Die Bewohner der Stadt erblicken nun die geforderten Rappen, die so abgemagert sind, dass die Bürger nicht nachvollziehen können, dass um ihretwillen ein solcher Schrecken durchs Land geht. Als aber eine Bürgerin (Clara Tsantilis, 10b) das Wort ergreift, dass es für einen Knecht unehrenvoll wäre, solche "Schindmähren" am Halter zu führen, entsteht im Volk eine Prügelei – die Stimmung kippt und richtet sich nun gegen den Gesandten des Kurfürsten.

Michael Kohlhaas wird in Folge der Ereignisse zum Tode verurteilt. Seine nun wiederhergestellten Rappen vererbt er noch seinen Söhnen. Er hat sich bereits seinem Schicksal gestellt, als sich ihm eine Möglichkeit auf Freiheit und Leben bietet. Das Amulett, das an seinem Hals baumelt, enthält einen Zettel, auf dem, wie in einer Rückblende im hinteren Bühnenbild erzählt wird, wichtige Informationen stehen, die der Kurfürst gerne gegen Kohlhaasˈ Freilassung tauschen würde: Gibt Kohlhaas diesen Zettel dem Kurfürsten, so wird Kohlhaas begnadigt. Nachdenklich schaut der Verurteilte den Zettel an und überlegt. Als das Lied im Hintergrund endet, hebt er ihn zum Mund und verschluckt ihn.

Nicht nur als Kohlhaas bei dem Mönch Martin Luther vom Tod seiner Frau spricht, kommen dem ein oder anderen Zuschauer die Tränen. Auch bei diesem eindrücklichen Schluss, in dem Kohlhaas konsequent in seinem Rechtsdenken verharrt, wischt sich so mancher die Augenwinkel. Das Lied „Es ist ein Schnitter heißt der Tod“, welches die Inszenierung wie einen Rahmen umspannt und auch in der gewaltvollen Prügelszene erklungen ist, bietet eine eindrucksvolle Untermalung des Endes.

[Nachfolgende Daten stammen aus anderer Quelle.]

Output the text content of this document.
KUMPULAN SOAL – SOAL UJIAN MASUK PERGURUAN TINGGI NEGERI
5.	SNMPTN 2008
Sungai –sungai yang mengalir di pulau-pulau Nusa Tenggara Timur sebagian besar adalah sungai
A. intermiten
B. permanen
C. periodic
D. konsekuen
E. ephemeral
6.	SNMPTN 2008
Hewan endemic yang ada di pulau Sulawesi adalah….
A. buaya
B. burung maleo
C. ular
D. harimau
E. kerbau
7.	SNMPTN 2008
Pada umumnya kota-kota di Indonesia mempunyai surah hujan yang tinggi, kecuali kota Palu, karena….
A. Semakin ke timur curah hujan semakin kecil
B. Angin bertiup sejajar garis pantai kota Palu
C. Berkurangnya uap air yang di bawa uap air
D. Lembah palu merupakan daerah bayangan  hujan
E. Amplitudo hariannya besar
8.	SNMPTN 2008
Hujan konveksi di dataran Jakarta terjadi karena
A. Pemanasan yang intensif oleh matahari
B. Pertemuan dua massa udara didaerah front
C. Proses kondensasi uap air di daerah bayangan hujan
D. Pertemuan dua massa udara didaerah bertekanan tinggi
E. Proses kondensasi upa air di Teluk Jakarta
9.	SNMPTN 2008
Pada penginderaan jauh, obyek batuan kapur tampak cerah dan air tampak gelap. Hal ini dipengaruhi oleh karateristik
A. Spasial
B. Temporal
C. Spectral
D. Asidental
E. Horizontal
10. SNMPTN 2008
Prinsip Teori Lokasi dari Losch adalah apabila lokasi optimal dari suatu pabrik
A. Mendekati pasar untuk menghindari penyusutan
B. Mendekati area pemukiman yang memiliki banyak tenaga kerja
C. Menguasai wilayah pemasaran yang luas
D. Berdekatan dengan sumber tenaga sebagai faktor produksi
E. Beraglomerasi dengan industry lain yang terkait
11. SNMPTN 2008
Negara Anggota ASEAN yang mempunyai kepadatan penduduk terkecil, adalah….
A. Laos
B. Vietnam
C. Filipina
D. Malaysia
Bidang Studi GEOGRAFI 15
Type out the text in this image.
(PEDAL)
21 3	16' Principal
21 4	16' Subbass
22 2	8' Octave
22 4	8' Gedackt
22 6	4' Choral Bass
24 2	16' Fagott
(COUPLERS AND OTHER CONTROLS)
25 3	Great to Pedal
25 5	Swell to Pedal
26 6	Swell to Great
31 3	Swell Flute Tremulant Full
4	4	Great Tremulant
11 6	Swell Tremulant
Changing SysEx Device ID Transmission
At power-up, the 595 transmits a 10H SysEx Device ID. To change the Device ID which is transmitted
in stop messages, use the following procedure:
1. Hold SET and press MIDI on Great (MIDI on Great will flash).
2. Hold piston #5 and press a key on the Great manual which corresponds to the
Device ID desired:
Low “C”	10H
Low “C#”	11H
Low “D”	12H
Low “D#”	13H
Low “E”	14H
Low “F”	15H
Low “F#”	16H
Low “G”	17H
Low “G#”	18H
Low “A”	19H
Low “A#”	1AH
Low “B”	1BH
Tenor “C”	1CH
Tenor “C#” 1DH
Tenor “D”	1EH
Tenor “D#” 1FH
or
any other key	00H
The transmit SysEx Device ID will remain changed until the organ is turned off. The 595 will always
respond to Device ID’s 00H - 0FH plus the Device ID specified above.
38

Seit Weihnachten haben die Schülerinnen und Schüler das Stück unter der Leitung von Frau Nadler geprobt und zum Teil auch selbst umgeschrieben. Unterstützt wurden sie von der Technik (Hannes Hagenberger, 6a, und David Müller, 8c) unter der Leitung von Frau Dittkrist. Das entstandene Stück konnte sich wirklich sehen lassen.

Bericht verfasst von Lea Schüller (8d) und erschienen im Jahresbericht 2017/18


"Die Zuschauer waren von der Interpretation der Schüler überzeugt. 'Das war eine unglaubliche Leistung', ist ein Besucher begeistert: 'Es muss eine große Herausforderung sein, dieses Werk als Theaterstück darzustellen.' " (Rhein-Neckar-Zeitung vom 29. Mai 2017)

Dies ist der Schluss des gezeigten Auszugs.